The Tri-State Transportation Campaign, a regional non-profit, has released the results of a study that reveals the disparity between pedestrian accidents among the elderly in New Jersey and those in other states. Elderly pedestrians in New Jersey are more likely to be involved in fatal accidents than both older people in other states.
The study showed that pedestrians in New Jersey who were age 60 and older were killed by motor vehicles at the rate of 2.85 per 100,000 state residents. The national rate is 2.23, making seniors in New Jersey 28 percent more likely to die in pedestrian accidents than senior pedestrians in other states.
The organization reviewed data on nearly 47,000 fatal pedestrian accidents nationwide between 2003 and 2012. It released the results of the study last week. A spokes person for the transportation group noted that New Jersey’s population is rapidly aging and it is important that state and local officials address this when designing public spaces.

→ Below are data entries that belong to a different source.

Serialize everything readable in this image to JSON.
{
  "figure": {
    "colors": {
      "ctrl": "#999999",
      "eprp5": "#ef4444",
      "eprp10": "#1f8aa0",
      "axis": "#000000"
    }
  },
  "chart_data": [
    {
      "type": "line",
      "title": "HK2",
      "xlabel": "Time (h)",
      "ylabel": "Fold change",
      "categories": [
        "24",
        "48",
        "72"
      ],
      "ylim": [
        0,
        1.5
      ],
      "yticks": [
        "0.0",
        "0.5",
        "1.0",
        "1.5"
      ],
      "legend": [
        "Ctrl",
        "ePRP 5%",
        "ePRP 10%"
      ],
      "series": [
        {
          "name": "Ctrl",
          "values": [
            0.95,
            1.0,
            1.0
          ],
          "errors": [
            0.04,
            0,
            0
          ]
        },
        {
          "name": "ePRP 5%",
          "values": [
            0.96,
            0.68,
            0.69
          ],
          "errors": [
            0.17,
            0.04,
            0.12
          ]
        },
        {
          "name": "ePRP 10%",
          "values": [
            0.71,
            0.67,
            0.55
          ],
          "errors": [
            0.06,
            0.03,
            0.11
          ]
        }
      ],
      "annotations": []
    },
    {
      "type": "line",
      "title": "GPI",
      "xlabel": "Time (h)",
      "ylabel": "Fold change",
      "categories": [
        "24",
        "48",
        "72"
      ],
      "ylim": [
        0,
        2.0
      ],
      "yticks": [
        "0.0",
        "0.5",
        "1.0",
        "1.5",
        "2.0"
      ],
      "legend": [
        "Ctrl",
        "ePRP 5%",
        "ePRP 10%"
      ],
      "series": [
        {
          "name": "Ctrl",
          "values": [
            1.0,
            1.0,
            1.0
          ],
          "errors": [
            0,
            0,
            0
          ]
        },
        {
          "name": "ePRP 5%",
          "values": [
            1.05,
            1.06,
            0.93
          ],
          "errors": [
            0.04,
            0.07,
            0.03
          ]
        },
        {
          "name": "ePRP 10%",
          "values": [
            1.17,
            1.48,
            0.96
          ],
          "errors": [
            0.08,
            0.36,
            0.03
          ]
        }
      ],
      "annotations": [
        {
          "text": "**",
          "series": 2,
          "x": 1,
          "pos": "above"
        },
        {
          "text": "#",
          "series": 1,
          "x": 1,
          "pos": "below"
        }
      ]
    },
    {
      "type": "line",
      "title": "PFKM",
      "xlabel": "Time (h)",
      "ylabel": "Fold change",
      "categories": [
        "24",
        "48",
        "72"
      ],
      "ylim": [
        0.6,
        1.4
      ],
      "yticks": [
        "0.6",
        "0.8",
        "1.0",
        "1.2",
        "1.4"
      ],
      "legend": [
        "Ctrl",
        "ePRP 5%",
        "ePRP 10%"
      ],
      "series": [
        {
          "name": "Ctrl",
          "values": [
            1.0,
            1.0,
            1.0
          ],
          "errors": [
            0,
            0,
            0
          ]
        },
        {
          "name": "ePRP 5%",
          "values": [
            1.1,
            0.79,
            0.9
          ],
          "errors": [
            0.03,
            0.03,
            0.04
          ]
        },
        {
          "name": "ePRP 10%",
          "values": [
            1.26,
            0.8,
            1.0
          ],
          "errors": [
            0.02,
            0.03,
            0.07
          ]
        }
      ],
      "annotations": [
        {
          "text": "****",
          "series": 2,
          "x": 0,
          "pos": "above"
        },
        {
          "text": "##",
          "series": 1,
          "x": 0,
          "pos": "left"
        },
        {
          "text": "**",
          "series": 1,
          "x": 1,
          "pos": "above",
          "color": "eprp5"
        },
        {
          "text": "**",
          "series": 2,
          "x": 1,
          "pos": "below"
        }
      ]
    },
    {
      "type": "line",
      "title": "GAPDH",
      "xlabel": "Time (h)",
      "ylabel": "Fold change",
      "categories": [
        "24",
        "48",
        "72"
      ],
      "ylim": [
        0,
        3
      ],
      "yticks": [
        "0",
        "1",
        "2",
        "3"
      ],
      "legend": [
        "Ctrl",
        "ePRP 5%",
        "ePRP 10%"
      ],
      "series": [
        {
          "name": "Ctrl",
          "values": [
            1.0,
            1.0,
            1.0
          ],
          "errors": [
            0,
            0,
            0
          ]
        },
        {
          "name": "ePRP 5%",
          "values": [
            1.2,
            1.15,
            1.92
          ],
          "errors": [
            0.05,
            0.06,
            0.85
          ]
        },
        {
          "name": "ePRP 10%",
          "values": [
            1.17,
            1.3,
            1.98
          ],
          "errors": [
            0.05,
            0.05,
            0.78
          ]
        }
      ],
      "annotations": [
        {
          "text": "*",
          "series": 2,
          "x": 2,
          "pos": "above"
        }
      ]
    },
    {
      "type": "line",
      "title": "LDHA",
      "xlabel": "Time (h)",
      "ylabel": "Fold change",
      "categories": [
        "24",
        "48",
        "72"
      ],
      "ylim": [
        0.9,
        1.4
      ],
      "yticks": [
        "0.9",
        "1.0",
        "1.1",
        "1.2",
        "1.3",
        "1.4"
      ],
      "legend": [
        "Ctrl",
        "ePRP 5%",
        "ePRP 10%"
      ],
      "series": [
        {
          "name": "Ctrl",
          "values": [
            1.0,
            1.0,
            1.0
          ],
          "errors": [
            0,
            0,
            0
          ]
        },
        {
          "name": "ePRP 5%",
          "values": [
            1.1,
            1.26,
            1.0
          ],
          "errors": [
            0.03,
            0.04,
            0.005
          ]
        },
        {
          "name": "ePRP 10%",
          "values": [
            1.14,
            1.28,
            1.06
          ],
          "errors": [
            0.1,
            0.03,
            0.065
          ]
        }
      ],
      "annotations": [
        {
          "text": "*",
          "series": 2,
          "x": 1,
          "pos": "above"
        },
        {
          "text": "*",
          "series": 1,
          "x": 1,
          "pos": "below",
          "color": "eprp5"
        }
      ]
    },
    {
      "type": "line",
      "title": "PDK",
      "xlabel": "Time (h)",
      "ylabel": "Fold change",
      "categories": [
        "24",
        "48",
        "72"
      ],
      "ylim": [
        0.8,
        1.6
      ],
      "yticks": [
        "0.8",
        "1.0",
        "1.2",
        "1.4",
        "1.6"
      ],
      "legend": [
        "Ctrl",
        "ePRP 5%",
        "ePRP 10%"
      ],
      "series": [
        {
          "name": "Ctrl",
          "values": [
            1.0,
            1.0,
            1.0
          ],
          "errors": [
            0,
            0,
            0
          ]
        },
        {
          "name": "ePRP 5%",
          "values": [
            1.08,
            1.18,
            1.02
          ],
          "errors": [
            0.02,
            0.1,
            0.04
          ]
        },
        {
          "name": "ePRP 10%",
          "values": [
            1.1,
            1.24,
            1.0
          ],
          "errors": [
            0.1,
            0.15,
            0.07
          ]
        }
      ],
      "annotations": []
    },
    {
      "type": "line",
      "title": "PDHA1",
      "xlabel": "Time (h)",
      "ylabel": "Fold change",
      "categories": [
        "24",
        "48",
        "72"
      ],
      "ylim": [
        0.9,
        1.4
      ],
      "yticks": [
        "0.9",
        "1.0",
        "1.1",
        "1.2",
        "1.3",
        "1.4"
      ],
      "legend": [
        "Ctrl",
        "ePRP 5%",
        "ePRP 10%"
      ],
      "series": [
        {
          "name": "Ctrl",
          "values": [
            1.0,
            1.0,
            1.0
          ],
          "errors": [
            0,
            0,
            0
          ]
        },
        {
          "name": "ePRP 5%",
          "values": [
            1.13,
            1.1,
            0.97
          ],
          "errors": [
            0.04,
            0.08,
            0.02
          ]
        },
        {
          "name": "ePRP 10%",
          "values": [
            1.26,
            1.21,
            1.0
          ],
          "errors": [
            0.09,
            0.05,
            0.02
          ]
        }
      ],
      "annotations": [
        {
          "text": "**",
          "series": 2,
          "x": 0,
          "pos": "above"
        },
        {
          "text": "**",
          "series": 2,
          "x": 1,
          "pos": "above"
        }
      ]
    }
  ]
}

The study report did not speculate about why there is such a difference between New Jersey and other states. However, one person associated with the group suggested that population density and heavy traffic were factors that could account for much of the difference.
There are many arterial roads in New Jersey that are clogged with high speed traffic, making it difficult for slower moving seniors to cross, according to the emeritus director of the Alan M. Vorhees Transportation Center at Rutgers.
Tri-State made numerous recommendations as a result of the study that include:
- Prioritize roadway improvements based on the senior population in the areas affected
- Link state funding to municipalities with compliance with “complete streets”: designs that accommodate pedestrians and bicyclists
- Enhance penalties for drivers who injure or kill pedestrians
The highest pedestrian fatality rate was in Atlantic County, which includes Atlantic City. The lowest was in Sussex County, which remains largely rural.
Atlantic County, which includes Atlantic City, had the highest fatality rates for both older and younger pedestrians, at 4.58 and 3.26 respectively. Largely rural Sussex had the lowest rates for both groups, at 0.76 for seniors and .25 for people under 60.
The study also surveyed Downstate New York, which includes New York City, Long Island, Westchester, Rockland, Orange and Putnam Counties. The fatality rate for senior pedestrians was 4.0 per 100,000, compared to a rate of 1.31 for younger walkers.
In 2012, according to the National Safety Council, 51 percent of pedestrian deaths among those aged 65 and older was not their fault, compared to 47.5 percent of the general population. The most common fault among senior pedestrians was failing to obey traffic signs and signals.